Grass-fed butter comes from the milk of cows that eat a high-grass diet. This type of butter may have a stronger nutritional profile and more health benefits than regular butter.
Grass-fed meat and dairy products have gained popularity in the United States, based on their potential health benefits and concerns about animal welfare.
A cow’s diet affects the nutritional contents of their milk. According to some studies, grass-fed butter may have a better fat profile and texture than regular butter.
In this article, we look at the health benefits and nutrition of grass-fed butter, compared with regular butter.
Although cows naturally eat grass, it is more cost-effective for farmers to feed their cattle grain or corn. The United States primarily produces beef from grain-fed cows, which is common in many other areas of mass production.
The food that cows eat affects the nutritional content of their milk. Some research suggests that cows that eat more grass produce milk with a better nutritional profile and more benefits than regular milk.
Grass-fed butter may provide the following benefits, compared with grain-fed butter:
A more healthful fat profile
A 2006 study looked at how the properties of milk changed, depending on how much grass the cows were eating. The researchers noticed the following:
- Grass-fed milk contained less fat. Cows that ate more grass produced more milk, but no extra fat, meaning that the fat concentration in the milk was lower.
- Grass-fed milk contained more healthful fats. The more grass a cow ate, the more unsaturated fatty acids their milk contained, at the expense of saturated fats.
Higher in omega-3 fatty acids
According to older research, from 1993, butter from cows that ate green grass contained more omega-3 fatty acids than those that ate conserved grass, such as hay. This is because green grass contains these healthful fatty acids.
The authors suggest that “Milk from grass-fed cows may be nutritionally superior to milk from cows eating conserved grass.”
Omega-3 fatty acids play important roles in heart, brain, eye, and lung health. Studies suggest that omega-3s reduce the risk of some chronic diseases, such as heart disease and cancers, though more research is needed.
Rich in CLA
Research from 1999 says that grass-fed butter is also a source of conjugated linoleic acid (CLA), a natural fatty acid that could be useful in promoting fat loss.

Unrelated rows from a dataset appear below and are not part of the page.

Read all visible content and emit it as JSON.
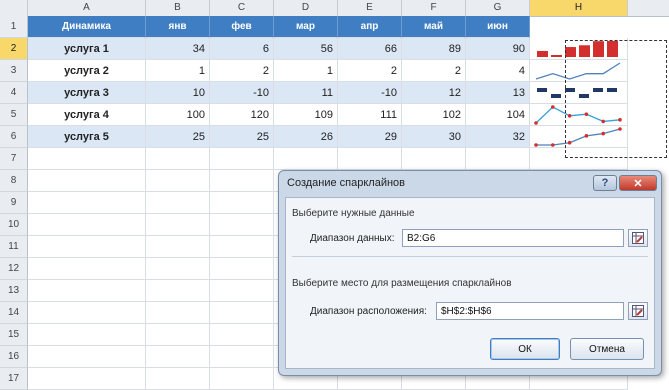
{
  "columns": [
    "A",
    "B",
    "C",
    "D",
    "E",
    "F",
    "G",
    "H"
  ],
  "selected_column": "H",
  "row_numbers": [
    "1",
    "2",
    "3",
    "4",
    "5",
    "6",
    "7",
    "8",
    "9",
    "10",
    "11",
    "12",
    "13",
    "14",
    "15",
    "16",
    "17"
  ],
  "selected_row": "2",
  "table": {
    "headers": [
      "Динамика",
      "янв",
      "фев",
      "мар",
      "апр",
      "май",
      "июн"
    ],
    "rows": [
      {
        "label": "услуга 1",
        "values": [
          "34",
          "6",
          "56",
          "66",
          "89",
          "90"
        ]
      },
      {
        "label": "услуга 2",
        "values": [
          "1",
          "2",
          "1",
          "2",
          "2",
          "4"
        ]
      },
      {
        "label": "услуга 3",
        "values": [
          "10",
          "-10",
          "11",
          "-10",
          "12",
          "13"
        ]
      },
      {
        "label": "услуга 4",
        "values": [
          "100",
          "120",
          "109",
          "111",
          "102",
          "104"
        ]
      },
      {
        "label": "услуга 5",
        "values": [
          "25",
          "25",
          "26",
          "29",
          "30",
          "32"
        ]
      }
    ]
  },
  "sparklines": [
    {
      "type": "column",
      "values": [
        34,
        6,
        56,
        66,
        89,
        90
      ],
      "color": "#d32f2f"
    },
    {
      "type": "line",
      "values": [
        1,
        2,
        1,
        2,
        2,
        4
      ],
      "color": "#4f81bd"
    },
    {
      "type": "winloss",
      "values": [
        10,
        -10,
        11,
        -10,
        12,
        13
      ],
      "color": "#1f3864"
    },
    {
      "type": "line-markers",
      "values": [
        100,
        120,
        109,
        111,
        102,
        104
      ],
      "color": "#39a0d8",
      "marker_color": "#d32f2f"
    },
    {
      "type": "line-markers",
      "values": [
        25,
        25,
        26,
        29,
        30,
        32
      ],
      "color": "#4f81bd",
      "marker_color": "#d32f2f"
    }
  ],
  "dialog": {
    "title": "Создание спарклайнов",
    "help_icon": "question-icon",
    "close_icon": "close-icon",
    "section_data": "Выберите нужные данные",
    "data_range_label": "Диапазон данных:",
    "data_range_value": "B2:G6",
    "section_location": "Выберите место для размещения спарклайнов",
    "location_range_label": "Диапазон расположения:",
    "location_range_value": "$H$2:$H$6",
    "range_picker_icon": "range-picker-icon",
    "ok_label": "ОК",
    "cancel_label": "Отмена"
  },
  "colors": {
    "header_fill": "#3f7ec3",
    "band_fill": "#dbe7f5",
    "selection_highlight": "#f8d86b"
  }
}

According to a 2006 study, trained panelists reported that butter from cows with a higher-grass diet was likelier to melt in the mouth, a texture that many people find pleasant.
This may result from grass-fed butter having a lower melting temperature than regular butter and a different composition of fats.
Despite fears over the negative effects that butter — as a food high in saturated fats — can have on health, some believe that eating grass-fed butter in moderation is healthful.
However, like other animal products, even grass-fed butter contains saturated fats, and a person should limit their intake.
The American Heart Association (AHA) recommend that people restrict their consumption of foods high in saturated fats, including butter. Evidence suggests that these foods raise levels of LDL — or “bad” — cholesterol and increase the risk of heart disease.
The AHA also recommend that people replace saturated fats with unsaturated fats. Grass-fed butter contains a higher percentage of unsaturated fats than regular butter, which may make it a more healthful option, in moderation.
Eating lots of butter, grass-fed or otherwise, may also contribute to weight gain, especially when a person pairs it refined carbohydrates and sugars. People consuming butter should balance their diets accordingly to support their health.
Regular butter and grass-fed butter have different nutritional compositions, and grass-fed butter has many beneficial nutritional components that can help promote health.
Grass-fed butter can be healthful in limited amounts. When a person uses butter, it is important to consider the contents and balance the diet accordingly.